Drink the Urine of the Mountain and be free my children.


Osore-san is quite active it seems. After I relieved myself we
happened upon some active sulfur pools that really weren't that hot.

Have you seen my record?

Once you get past the temple area you are free to walk the grounds. I will tell you they got the name right when they decided to call the place Fear! It was actually quit eerie behind the temple area. There were these piles of rocks everywhere with little messages written on them and the occasional child's toy stuck between the cracks. The pinwheels were especially creepy.

Dustin informed me that the children's toys placed around the shrines were for children who had perished before their parents.
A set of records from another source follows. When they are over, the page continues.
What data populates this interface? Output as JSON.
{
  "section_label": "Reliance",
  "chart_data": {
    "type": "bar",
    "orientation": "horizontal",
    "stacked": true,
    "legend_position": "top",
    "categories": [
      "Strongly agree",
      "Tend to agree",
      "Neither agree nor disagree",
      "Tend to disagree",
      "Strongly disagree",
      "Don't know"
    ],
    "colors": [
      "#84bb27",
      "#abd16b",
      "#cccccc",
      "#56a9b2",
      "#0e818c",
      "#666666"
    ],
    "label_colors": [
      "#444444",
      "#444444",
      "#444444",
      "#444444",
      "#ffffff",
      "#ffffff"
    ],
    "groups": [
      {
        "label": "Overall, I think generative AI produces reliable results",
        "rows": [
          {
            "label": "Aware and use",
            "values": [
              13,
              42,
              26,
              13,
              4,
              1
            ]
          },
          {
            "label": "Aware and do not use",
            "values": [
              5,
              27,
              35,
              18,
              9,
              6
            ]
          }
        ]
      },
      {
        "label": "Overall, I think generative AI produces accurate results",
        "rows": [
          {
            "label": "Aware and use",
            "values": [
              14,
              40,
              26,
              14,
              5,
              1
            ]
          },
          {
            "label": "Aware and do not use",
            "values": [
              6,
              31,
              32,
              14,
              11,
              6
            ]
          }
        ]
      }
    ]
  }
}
They were stuck in some kind of Buddhist purgatory and apparently bored. The occasional crow didn't help the mood either.

The whole area was very beautiful though. The lake behind the sulfur grounds was a very deep blue with yellow shores, and the occasional Buddha statue made for a relaxing atmosphere.
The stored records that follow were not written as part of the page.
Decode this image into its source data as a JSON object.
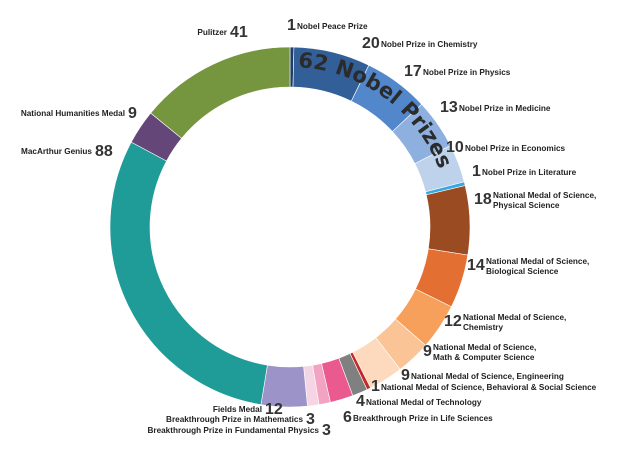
{
  "chart_data": {
    "type": "pie",
    "style": "donut",
    "start_angle_deg": 0,
    "direction": "clockwise",
    "arc_title": "62 Nobel Prizes",
    "slices": [
      {
        "label": "Nobel Peace Prize",
        "value": 1,
        "color": "#1f3d66",
        "label_lines": [
          "Nobel Peace Prize"
        ]
      },
      {
        "label": "Nobel Prize in Chemistry",
        "value": 20,
        "color": "#335f98",
        "label_lines": [
          "Nobel Prize in Chemistry"
        ]
      },
      {
        "label": "Nobel Prize in Physics",
        "value": 17,
        "color": "#5287cc",
        "label_lines": [
          "Nobel Prize in Physics"
        ]
      },
      {
        "label": "Nobel Prize in Medicine",
        "value": 13,
        "color": "#8db0de",
        "label_lines": [
          "Nobel Prize in Medicine"
        ]
      },
      {
        "label": "Nobel Prize in Economics",
        "value": 10,
        "color": "#bed2ec",
        "label_lines": [
          "Nobel Prize in Economics"
        ]
      },
      {
        "label": "Nobel Prize in Literature",
        "value": 1,
        "color": "#36a9e1",
        "label_lines": [
          "Nobel Prize in Literature"
        ]
      },
      {
        "label": "National Medal of Science, Physical Science",
        "value": 18,
        "color": "#9a4b22",
        "label_lines": [
          "National Medal of Science,",
          "Physical Science"
        ]
      },
      {
        "label": "National Medal of Science, Biological Science",
        "value": 14,
        "color": "#e46f32",
        "label_lines": [
          "National Medal of Science,",
          "Biological Science"
        ]
      },
      {
        "label": "National Medal of Science, Chemistry",
        "value": 12,
        "color": "#f7a05b",
        "label_lines": [
          "National Medal of Science,",
          "Chemistry"
        ]
      },
      {
        "label": "National Medal of Science, Math & Computer Science",
        "value": 9,
        "color": "#fbc496",
        "label_lines": [
          "National Medal of Science,",
          "Math & Computer Science"
        ]
      },
      {
        "label": "National Medal of Science, Engineering",
        "value": 9,
        "color": "#fdd9bd",
        "label_lines": [
          "National Medal of Science, Engineering"
        ]
      },
      {
        "label": "National Medal of Science, Behavioral & Social Science",
        "value": 1,
        "color": "#c62828",
        "label_lines": [
          "National Medal of Science, Behavioral & Social Science"
        ]
      },
      {
        "label": "National Medal of Technology",
        "value": 4,
        "color": "#808080",
        "label_lines": [
          "National Medal of Technology"
        ]
      },
      {
        "label": "Breakthrough Prize in Life Sciences",
        "value": 6,
        "color": "#ea5a8f",
        "label_lines": [
          "Breakthrough Prize in Life Sciences"
        ]
      },
      {
        "label": "Breakthrough Prize in Fundamental Physics",
        "value": 3,
        "color": "#f3a3c2",
        "label_lines": [
          "Breakthrough Prize in Fundamental Physics"
        ]
      },
      {
        "label": "Breakthrough Prize in Mathematics",
        "value": 3,
        "color": "#f5d5e4",
        "label_lines": [
          "Breakthrough Prize in Mathematics"
        ]
      },
      {
        "label": "Fields Medal",
        "value": 12,
        "color": "#9c93c9",
        "label_lines": [
          "Fields Medal"
        ]
      },
      {
        "label": "MacArthur Genius",
        "value": 88,
        "color": "#1f9c98",
        "label_lines": [
          "MacArthur Genius"
        ]
      },
      {
        "label": "National Humanities Medal",
        "value": 9,
        "color": "#644678",
        "label_lines": [
          "National Humanities Medal"
        ]
      },
      {
        "label": "Pulitzer",
        "value": 41,
        "color": "#75953e",
        "label_lines": [
          "Pulitzer"
        ]
      }
    ]
  }
}
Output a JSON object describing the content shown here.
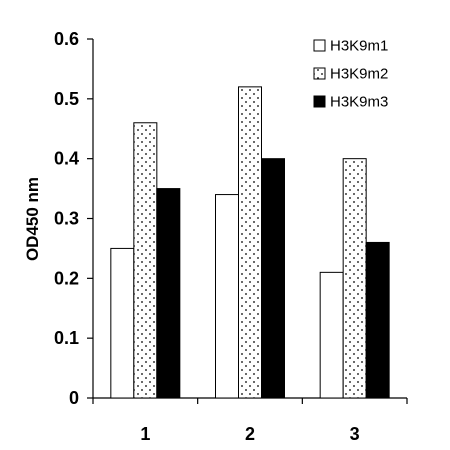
{
  "chart_data": {
    "type": "bar",
    "categories": [
      "1",
      "2",
      "3"
    ],
    "series": [
      {
        "name": "H3K9m1",
        "values": [
          0.25,
          0.34,
          0.21
        ],
        "fill": "white"
      },
      {
        "name": "H3K9m2",
        "values": [
          0.46,
          0.52,
          0.4
        ],
        "fill": "dotted"
      },
      {
        "name": "H3K9m3",
        "values": [
          0.35,
          0.4,
          0.26
        ],
        "fill": "black"
      }
    ],
    "title": "",
    "xlabel": "",
    "ylabel": "OD450 nm",
    "ylim": [
      0,
      0.6
    ],
    "yticks": [
      "0",
      "0.1",
      "0.2",
      "0.3",
      "0.4",
      "0.5",
      "0.6"
    ],
    "grid": false,
    "legend_position": "top-right",
    "colors": {
      "bar_stroke": "#000000",
      "black_fill": "#000000",
      "white_fill": "#ffffff"
    }
  }
}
After Osore-san we made our way to the most northern point of mainland Japan. Oma is famous throughout Japan for their high quality tuna. We arrived right at sunset when most of the shops were closing down but managed a few shots.

We asked a local where we could get some of this famous tuna. She gave us some simple instructions for a nice little restaurant downtown (and yes we got lost in a freakin' fishing village WITH a GPS unit in the car...) THIS TUNA WAS AMAZING! I have never eaten such fresh raw tuna before. This stuff just melted in your mouth. We decided to stay the night in Oma since it would be about a three hour drive back to Kuroishi. This would also give us the chance to possibly catch a glimpse of the morning fish market.

We missed the catch of the day tuna haul thanks to our incompetent hotel staff so we asked around about a demonstration of tuna carving. We were lucky enough to catch the last show of the year.

Come touch my tuna! It bring long life and happy time.

This tuna was HUGE! Fully gutted it weight in at 140 kilos which is about twice my weight. The coolest part was after the whole tuna was carved though. Our foreigner power granted us a couple of tickets to eat some of the freshly carved tuna. They would let you scrap the flesh right off the rib cage of this thing, dip it into some soy sauce and wasabi, and munch it right down. I love the idea of sanitation in this country.

After our tribal breakfast we headed south along the coast towards Hotokegaura. They say these rock formations resemble Buddhas...

We made it home to Kuroishi that night and took Dustin to one of our favorite ramen joints. God I missed ramen!

The last day of a three day weekend should always end in an onsen. About 30 km out of Kuroishi is a very famous mixed bath hot spring. They claim you can fit 1000 naked people in this thing at one time and they have a poster on the wall to prove it. It might help that 90% of them are wrinkled old people.

After a half hour of trying to relax in the bath with naked young women surrounding me and trying not to notice all the dirty old men ogling Risa, Dustin takes us back to the apartment. We say our goodbyes and he heads off to catch his ferry home. All around a perfect weekend.


smatt said...

The Shamalama strikes again! Free Willy!

TheSarah said...

At least you have this blog so that I can get updates seeing as how you have apparently forsaken your so-called "favorite little family in Washington".

Jonathan said...

Hey we had dinner with your folks the other night. I think I had a bit too much of the beer though.